Anyhow, Shea considers several books that offer up nightmare scenarios of privilege or offer some suggestions for reform.

"The higher-ed jeremiads of the last generation came mainly from the right," says Shea. "But this time, it’s the tenured radicals — or at least the tenured liberals — who are leading the charge. [Andrew] Hacker is a longtime contributor to The New York Review of Books and the author of the acclaimed study 'Two Nations: Black and White, Separate, Hostile, Unequal,' while [Mark] Taylor, a religion scholar who recently moved to Columbia from Williams College, has taught courses that Allan Bloom would have gagged on ('Imagologies: Media Philosophy'). And these two books arrive at a time, unlike the early 1990s, when universities are, like many students, backed into a fiscal corner. Taylor writes of walking into a meeting one day and learning that Columbia’s endowment had dropped by 'at least' 30 percent. Simply brushing off calls for reform, however strident and scattershot, may no longer be an option.">>>

Friday, September 3, 2010

"I can't read this book . . . it's long and boring"

Randall Stephens

Are we awash in a rising sea of idiocracy? Or, are things just different today; no better, no worse than yesterday? Is short always sweet? Perhaps anything worth saying can be pared down to 140 characters (twitter) or 160 characters (SMS). I don't believe that. And I think that "pithy" and "tweet" probably shouldn't go in the same sentence.

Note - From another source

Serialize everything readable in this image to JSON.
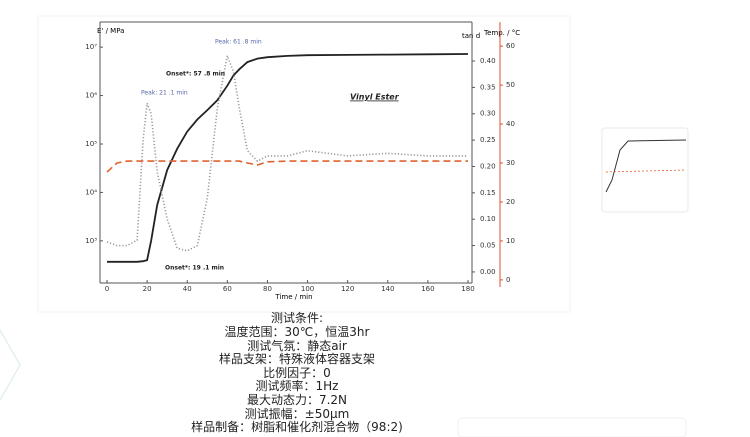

Still I'm not above assigning portions of a longer book. Maybe students do get less from the whole. I know that some students are paralyzed with fear at the thought of reading a 250-page work of non fiction. It's like asking them to scale a mountain and then paraglide down into a briar patch.

So, I was intrigued by Carlin Romano's sign-of-the-times essay in the August 29th Chronicle: "Will the Book Survive Generation Text?" (It's part of a series of essays on what the future of the profession holds.) He summarizes the work of academic forecasters and doomsayers--Derek Bok, Jennifer Washburn, Frank Donoghue, Mary Burgan, Louis Menand. Romano proposes a funny sort of idea, "extreme academe," to sum up what might take place in our near future. "Extreme academe, as a vision, ups the ante of such concerns. It adds flash and cynicism to mere trepidation," says Romano. "According to it, college students in 2020 will use plastic cards to open the glass security doors installed at each entrance to campus. On special occasions, the sole tenured faculty member at every institution will be wheeled out, like the stuffed remains of Jeremy Bentham at University College London, for receptions."

Romano worries that, "Destructive cultural trends lurk behind the decline of readerly ambition and student stamina. One is the expanding cultural bias in all writerly media toward clipped, hit-friendly brevity—no longer the soul of wit, but metric-driven pith in lieu of wit. Everywhere they turn, but particularly in mainstream, sophisticated venues—where middle-aged fogies desperately seek to stay ahead of the tech curve—young people hear, through the apotheosis of tweets, blog posts, Facebook updates, and sound bites as the core of communication, that short is always smarter and better than long, even though most everyone knows it's usually dumber and worse."

He also takes aim at a kind of cult of "interactivity.": "Another cultural trend propelling the possible death of the whole book as assigned reading is the pressurized hawking of interactivity, brought to us by the same media panderers to limited attention spans. It's no longer acceptable for A to listen to B for more than a few minutes before A gets his or her right to respond."

Not so encouraging. Certainly worth considering as the job market continues to shrink and as the culture of the academy undergoes radical change.